5. Local Legal Expertise Is Essential
Not Optional
None of the four cases described above involved obscure or unusual legal requirements. MTN’s exchange control obligations were not hidden. Safaricom’s licence costs were knowable. Vodacom’s competition law exposure was analysable. The legal frameworks governing Gécamines’ participation rights existed in the applicable mining codes and joint venture agreements.
What each case required (what generic regional legal advice could not provide) was deep, jurisdiction-specific understanding of how those frameworks operate in practice: how regulators exercise discretion, how state entities deploy legal leverage, how exchange control approvals are processed, and how standard contractual protections perform under domestic legal and political conditions.

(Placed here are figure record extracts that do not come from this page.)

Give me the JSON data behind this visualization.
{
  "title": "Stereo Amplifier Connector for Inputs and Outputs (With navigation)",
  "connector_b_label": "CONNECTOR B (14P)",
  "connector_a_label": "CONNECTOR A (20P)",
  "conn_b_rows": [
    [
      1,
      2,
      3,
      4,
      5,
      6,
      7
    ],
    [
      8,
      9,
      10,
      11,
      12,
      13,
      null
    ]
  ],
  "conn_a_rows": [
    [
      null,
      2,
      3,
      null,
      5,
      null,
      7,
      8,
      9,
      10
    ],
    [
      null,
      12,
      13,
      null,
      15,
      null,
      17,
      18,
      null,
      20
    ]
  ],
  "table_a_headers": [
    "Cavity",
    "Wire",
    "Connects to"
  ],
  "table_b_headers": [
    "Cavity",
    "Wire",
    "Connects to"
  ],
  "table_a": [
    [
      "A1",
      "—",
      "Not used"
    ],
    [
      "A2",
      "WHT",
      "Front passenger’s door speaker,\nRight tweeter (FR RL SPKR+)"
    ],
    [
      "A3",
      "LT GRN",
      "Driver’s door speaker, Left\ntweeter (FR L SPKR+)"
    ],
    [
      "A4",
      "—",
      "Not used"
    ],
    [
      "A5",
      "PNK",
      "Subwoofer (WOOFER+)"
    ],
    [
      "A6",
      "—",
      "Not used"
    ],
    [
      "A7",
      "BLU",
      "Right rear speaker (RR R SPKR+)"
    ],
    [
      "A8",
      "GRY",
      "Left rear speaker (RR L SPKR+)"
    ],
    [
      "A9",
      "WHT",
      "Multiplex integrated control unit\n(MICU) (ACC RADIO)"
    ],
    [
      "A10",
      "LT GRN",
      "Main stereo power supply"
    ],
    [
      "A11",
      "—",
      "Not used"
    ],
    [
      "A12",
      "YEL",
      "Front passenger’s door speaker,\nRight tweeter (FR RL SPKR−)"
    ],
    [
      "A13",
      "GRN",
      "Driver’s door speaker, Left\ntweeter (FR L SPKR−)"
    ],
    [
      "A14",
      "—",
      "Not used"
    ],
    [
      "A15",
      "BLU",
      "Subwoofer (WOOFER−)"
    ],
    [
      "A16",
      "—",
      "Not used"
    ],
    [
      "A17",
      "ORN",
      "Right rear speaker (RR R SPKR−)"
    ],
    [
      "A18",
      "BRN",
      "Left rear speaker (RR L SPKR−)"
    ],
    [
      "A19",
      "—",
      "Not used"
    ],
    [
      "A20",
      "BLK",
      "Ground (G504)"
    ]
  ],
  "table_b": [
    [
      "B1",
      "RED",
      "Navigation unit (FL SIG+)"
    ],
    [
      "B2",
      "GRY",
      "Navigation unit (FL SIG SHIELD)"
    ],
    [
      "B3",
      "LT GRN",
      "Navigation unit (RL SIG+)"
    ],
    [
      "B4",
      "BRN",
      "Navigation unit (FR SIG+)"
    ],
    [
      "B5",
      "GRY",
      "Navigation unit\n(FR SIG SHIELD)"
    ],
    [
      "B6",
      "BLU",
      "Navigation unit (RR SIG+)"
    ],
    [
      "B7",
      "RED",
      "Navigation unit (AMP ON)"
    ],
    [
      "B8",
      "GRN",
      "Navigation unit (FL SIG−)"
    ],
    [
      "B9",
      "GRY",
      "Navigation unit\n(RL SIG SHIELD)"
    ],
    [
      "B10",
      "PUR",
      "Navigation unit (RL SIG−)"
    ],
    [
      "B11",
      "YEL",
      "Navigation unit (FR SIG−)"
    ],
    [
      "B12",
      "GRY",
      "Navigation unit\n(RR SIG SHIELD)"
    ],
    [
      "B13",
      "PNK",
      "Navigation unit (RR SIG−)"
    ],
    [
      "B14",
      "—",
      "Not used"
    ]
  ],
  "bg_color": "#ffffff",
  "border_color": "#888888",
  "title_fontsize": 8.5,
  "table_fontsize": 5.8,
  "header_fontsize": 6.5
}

This does not mean that regional strategy is not possible. It means that regional strategy must be supported by jurisdiction-specific legal insight at each point of entry, structuring, and ongoing operation. It requires that local directors, senior in-country advisors, and local counsel are not a concession to administrative necessity, but a material risk-management tool.
Three Questions Every Investor Must Answer Before Entry
Before proceeding with an investment into any African market, three legal questions must be answered. Not in principle, but in documented, jurisdiction-specific, regulatory-tested detail:
- Can we enter this market lawfully and what does lawful entry actually cost, in licensing fees, ownership concessions, and regulatory timeline?
- Can we operate and control the business lawfully and does the regulatory framework for that operation constrain our governance, competitive behaviour, or capital structure in ways we have fully mapped?
- Can we extract value and exit lawfully and have we designed and documented the specific legal mechanics, not merely satisfied ourselves that extraction is permissible in principle?
The legal complexity of African market entry is not a reason to avoid the continent. It is a reason to take the legal architecture of each investment as seriously as the commercial thesis. The cases described in this article involved sophisticated, well-resourced investors with deep African experience. Their losses and delays were not the result of ignorance. They were the result of underestimating the gap between legal principle and legal mechanics in specific jurisdictions.
That gap is precisely where local legal expertise operates. And it is precisely why Africa, as a legal matter, remains not one market, but fifty-four.
Shaun Jacobs
Director – Jacobs Potgieter Incorporated.